Pengungsi Rohingya berdiri di bawah hujan di kamp pengungsi Kutupalong di distrik Ukhia Bangladesh pada 19 September 2017. Tekanan meningkat terhadap Myanmar pada tanggal 18 September ketika sebuah kelompok hak asasi manusia mendesak para pemimpin dunia untuk menjatuhkan sanksi terhadap militernya, yang mereka tuduh terlalu berlebihan. 410.000 Muslim Rohingya dalam kampanye “pembersihan etnis” yang diatur. / FOTO AFP / DOMINIK FAGET
Penyelidik hak asasi manusia PBB mengatakan pada hari Selasa bahwa mereka memerlukan akses “penuh dan tidak terbatas” ke Myanmar untuk menyelidiki krisis yang serius dan sedang berlangsung, namun pemerintah kembali menolak penyelidikan tersebut.
“Penting bagi kita untuk melihat dengan mata kepala sendiri lokasi dugaan pelanggaran ini,” kata Marzuki Darusman, kepala misi pencarian fakta yang didukung PBB, kepada Dewan Hak Asasi Manusia, seraya menyerukan “akses penuh dan tanpa hambatan terhadap hak asasi manusia.” negara.”
“Ada krisis kemanusiaan serius yang memerlukan perhatian segera,” tambahnya.

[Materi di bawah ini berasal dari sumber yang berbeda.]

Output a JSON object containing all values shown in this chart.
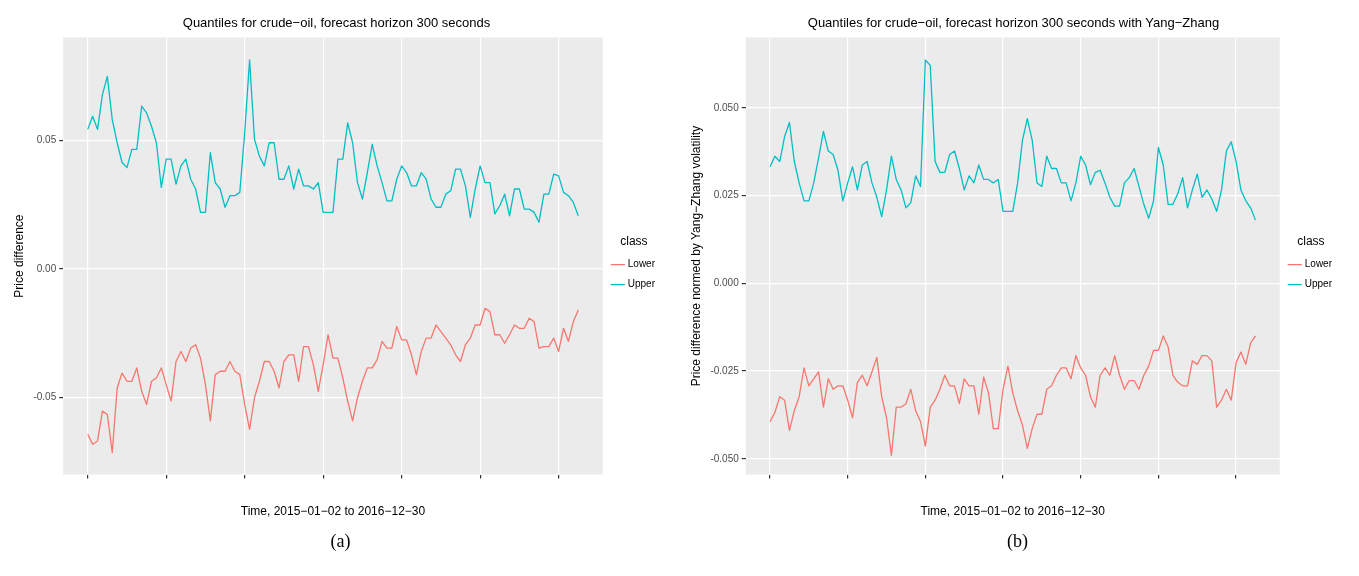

Dewan tersebut membentuk misi tersebut pada bulan Maret untuk menyelidiki potensi pelanggaran di seluruh Myanmar, dengan fokus khusus pada dugaan kejahatan yang dilakukan terhadap Muslim Rohingya di negara bagian Rakhine.
Pemimpin sipil Myanmar, Aung San Suu Kyi, telah berulang kali menolak penyelidikan PBB dan menyebutnya tidak membantu dan bersumpah bahwa pemerintahnya tidak akan bekerja sama dalam hal ini.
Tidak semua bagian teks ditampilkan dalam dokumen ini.